呆冗記 人生に有益なことは何一つ書かず、どーでもいいことばかり書いてあるぺえじ。
火星の土方歳三?
さて、最近評価低下が著しい吉岡平氏の新作が発売された。考えてみれば氏の作品。前回の海上自衛隊モノはレビューすらしていなかったりする。まあ、中身は例によって例のごとく、ネタの書き飛ばし。豆兄ちゃんとでかい弟。等価交換でヤシガニで。ヘリに乗るのに木刀一本シートの横。といったシロモノである。やっぱり氏が一番輝いていたのは富士見書房版『タイラー』の頃なのだな。という評価を新たにしたのだった。
ただ、前回の後書き。
「自衛隊は日本を守るために存在する」
は激しく同意。だからといって
「イラクで死ぬのはもったいない」
については、気持ちは分かるが、同意は出来ない。確かに個人的には全く同意である。優れた状況対応能力を叩き込まれた、エリート中のエリートである自衛隊員の皆さんに万が一の事態が発生すれば、こんなにもったいないことはない。
しかし、絶対に起きて欲しくない万一の事態が発生したとして、それは民主国家日本の国民の代表者が集まる国会において決定され派遣されたのである。どこであろうとも、それはもったいないとか無駄とかいう評価を与えられるモノではないはずである。
国民を守るのも、国家の評価を守るのも、共に重要なのではないだろうかと思ったりするのだが。
なにはともあれ、自衛隊の皆さんの無事ご帰還を切にお祈り申し上げる次第である。
さて、本編。
今回の新作。
『火星の土方歳三』。
あひゃ。である。
『火星』なのだ。マーズ・エクスプローラーの。『火星』。
『土方歳三』なのだ。大河ドラマの新撰組。
はあ、吉岡氏も本当に完璧にヤキが回ったな。失礼ながらそう思った。しかし、いくらヤキが回ったってやって良いことと悪いことがあるのではないか。そう思うのだ。
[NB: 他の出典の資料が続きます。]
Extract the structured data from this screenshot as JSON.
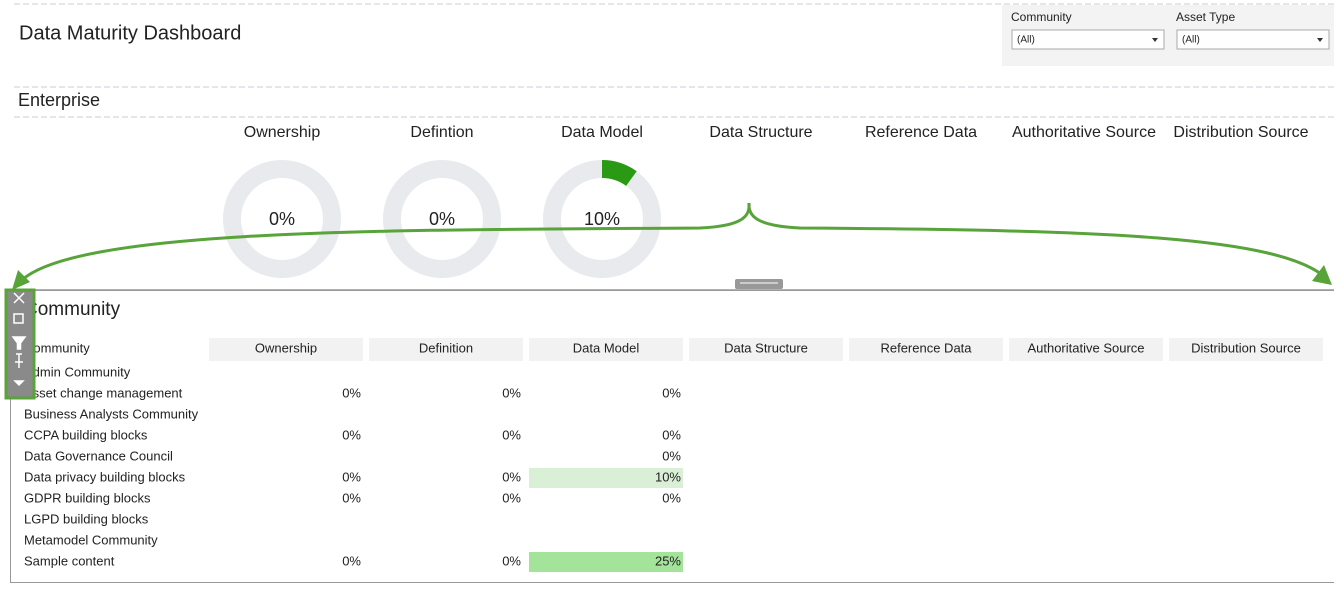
{
  "header": {
    "title": "Data Maturity Dashboard"
  },
  "filters": [
    {
      "label": "Community",
      "value": "(All)"
    },
    {
      "label": "Asset Type",
      "value": "(All)"
    }
  ],
  "enterprise": {
    "title": "Enterprise",
    "gauges": [
      {
        "name": "Ownership",
        "value": 0,
        "label": "0%"
      },
      {
        "name": "Defintion",
        "value": 0,
        "label": "0%"
      },
      {
        "name": "Data Model",
        "value": 10,
        "label": "10%"
      },
      {
        "name": "Data Structure"
      },
      {
        "name": "Reference Data"
      },
      {
        "name": "Authoritative Source"
      },
      {
        "name": "Distribution Source"
      }
    ],
    "arc_color": "#2a9a14",
    "track_color": "#e8eaed"
  },
  "community": {
    "title": "Community"
  },
  "table": {
    "columns": [
      "Community",
      "Ownership",
      "Definition",
      "Data Model",
      "Data Structure",
      "Reference Data",
      "Authoritative Source",
      "Distribution Source"
    ],
    "rows": [
      [
        "Admin Community",
        null,
        null,
        null
      ],
      [
        "Asset change management",
        "0%",
        "0%",
        "0%"
      ],
      [
        "Business Analysts Community",
        null,
        null,
        null
      ],
      [
        "CCPA building blocks",
        "0%",
        "0%",
        "0%"
      ],
      [
        "Data Governance Council",
        null,
        null,
        "0%"
      ],
      [
        "Data privacy building blocks",
        "0%",
        "0%",
        {
          "text": "10%",
          "color": "#d9f0d6"
        }
      ],
      [
        "GDPR building blocks",
        "0%",
        "0%",
        "0%"
      ],
      [
        "LGPD building blocks",
        null,
        null,
        null
      ],
      [
        "Metamodel Community",
        null,
        null,
        null
      ],
      [
        "Sample content",
        "0%",
        "0%",
        {
          "text": "25%",
          "color": "#a3e39a"
        }
      ]
    ]
  }
}
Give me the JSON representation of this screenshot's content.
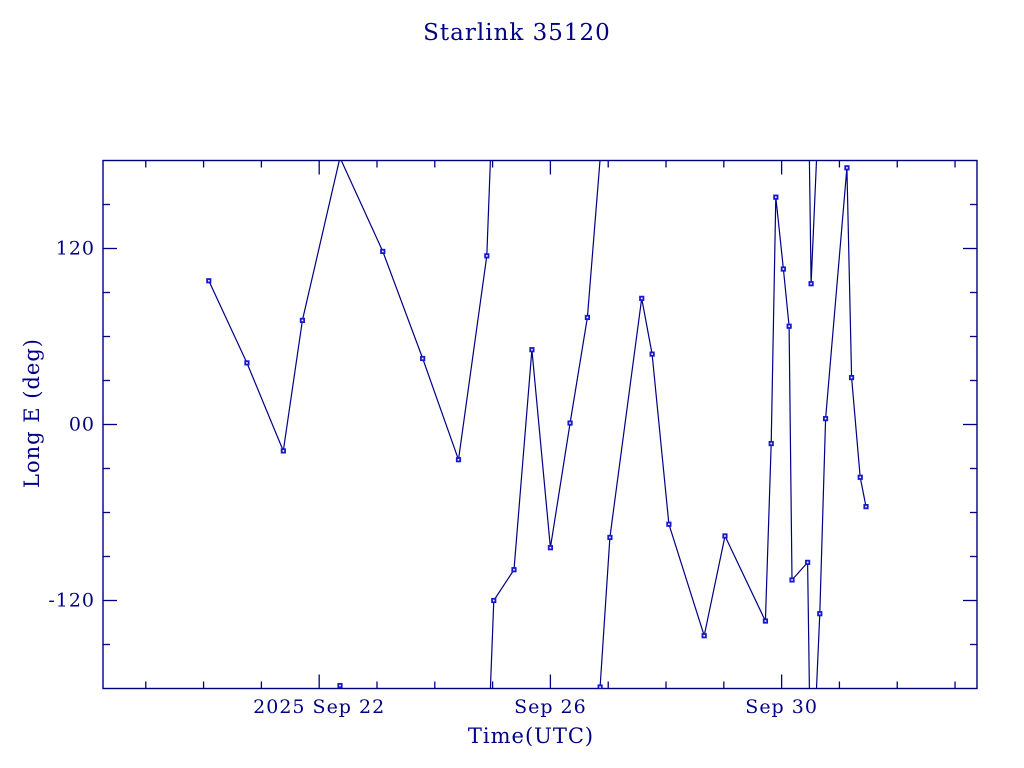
{
  "page": {
    "background_color": "#ffffff"
  },
  "chart_data": {
    "type": "line",
    "title": "Starlink 35120",
    "xlabel": "Time(UTC)",
    "ylabel": "Long E (deg)",
    "x_axis": {
      "unit": "day of 2025 September (values > 30 are October)",
      "range_day": [
        18.26,
        33.38
      ],
      "minor_tick_interval_days": 1,
      "major_ticks": [
        {
          "day": 22,
          "label": "2025 Sep 22"
        },
        {
          "day": 26,
          "label": "Sep 26"
        },
        {
          "day": 30,
          "label": "Sep 30"
        }
      ]
    },
    "y_axis": {
      "unit": "degrees east longitude",
      "range_deg": [
        -180,
        180
      ],
      "minor_tick_interval_deg": 30,
      "major_tick_interval_deg": 120,
      "major_ticks": [
        {
          "value": 120,
          "label": "120"
        },
        {
          "value": 0,
          "label": "00"
        },
        {
          "value": -120,
          "label": "-120"
        }
      ]
    },
    "wrap_at_deg": 180,
    "grid": "off",
    "legend": "none",
    "series": [
      {
        "name": "longitude-east",
        "marker": "square",
        "points_day_deg": [
          [
            20.09,
            98
          ],
          [
            20.75,
            42
          ],
          [
            21.38,
            -18
          ],
          [
            21.71,
            71
          ],
          [
            22.36,
            -178
          ],
          [
            23.1,
            118
          ],
          [
            23.79,
            45
          ],
          [
            24.41,
            -24
          ],
          [
            24.9,
            115
          ],
          [
            25.02,
            -120
          ],
          [
            25.37,
            -99
          ],
          [
            25.68,
            51
          ],
          [
            26.0,
            -84
          ],
          [
            26.34,
            1
          ],
          [
            26.64,
            73
          ],
          [
            26.86,
            -179
          ],
          [
            27.03,
            -77
          ],
          [
            27.58,
            86
          ],
          [
            27.76,
            48
          ],
          [
            28.05,
            -68
          ],
          [
            28.66,
            -144
          ],
          [
            29.02,
            -76
          ],
          [
            29.72,
            -134
          ],
          [
            29.82,
            -13
          ],
          [
            29.9,
            155
          ],
          [
            30.03,
            106
          ],
          [
            30.13,
            67
          ],
          [
            30.18,
            -106
          ],
          [
            30.45,
            -94
          ],
          [
            30.51,
            96
          ],
          [
            30.66,
            -129
          ],
          [
            30.76,
            4
          ],
          [
            31.13,
            175
          ],
          [
            31.21,
            32
          ],
          [
            31.36,
            -36
          ],
          [
            31.46,
            -56
          ]
        ]
      }
    ],
    "colors": {
      "frame": "#000082",
      "line": "#000082",
      "marker": "#1818cf",
      "marker_center": "#ffffff",
      "text": "#000082",
      "background": "#ffffff"
    }
  }
}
新撰組ブームの今年、火星大接近だから『火星の土方歳三』。結果として、バロウズ氏の火星シリーズに紛らわしい題名をつけてバロウズファンに売り込もうなんぞ、数多い『火星』ファンに対する挑戦だ。そう思ったのである。
たとえ、創元SF文庫で初期三部作しか読んでいない、あまつさえ、それを古本屋に売ってしまって、絵師の方の画集は復刻版をさんざん悩んだ結果、結局買わずに済ましてしまって、つい最近、合本4冊を買って、なんかこれ、翻訳違わないかと違和感を感じた程度の『火星』ファンだとしても、なんかこの題名には違和感を感じてしまった。
売れりゃあいいのか。
決別の時は来たのであろうか。
と、すればファミコン文庫レーベルは全部売りだろうな。ソノラマの『アプサラス』はどうするべか。などと思いながらも購入した。
私は莫迦かもしれないが自腹を切らない本のことをあーだこーだ言う趣味だけはない。
で、はまった。
いや、吉岡氏。ようは『バロウズの火星』世界にサムライを一人放り込みたかったのだ。 しかし、カリスマのあるリーダーであれば、それはジョン・カーターと変わりない。であれば組織作成の天才。サブリーダーでキャラの立っている人物を送り込もう。それがまあ、多少は作為があるとしても、土方歳三であった。それだけの話だったのだ。はじめにマーズ・エクスプローラーと新撰組があったのではない。火星のサムライという題材に対して、火星と新撰組がにわかブームの現在なら発行できると踏んだ作品だったのである。
まあ、内容は『火星』である。美しく健気で気高い心を持ったプリンセスがいて、戦士の誇りのためには命すら賭ける雄々しい主人公がいて。火星の驚くべき自然と生き物がいる。そう、バロウズファンが愛してやまぬ古き良き物語である。
ただ、難を言えば、超科学分が少し不足しているかな。といったところだ。オパールが大好きなパールゴンなる怪獣は大笑いさせてもらったのだが。超科学が欲しかったのは贅沢だろうか。
吉岡氏、本当に『火星』シリーズが好きなのだな。そう思える一作に仕上がっている。
しかし、合本の翻訳、いずくらしいと思ったら、訳者が変わっていたのか。今度、オリジナルをどこかで見つけて購入しようと思う。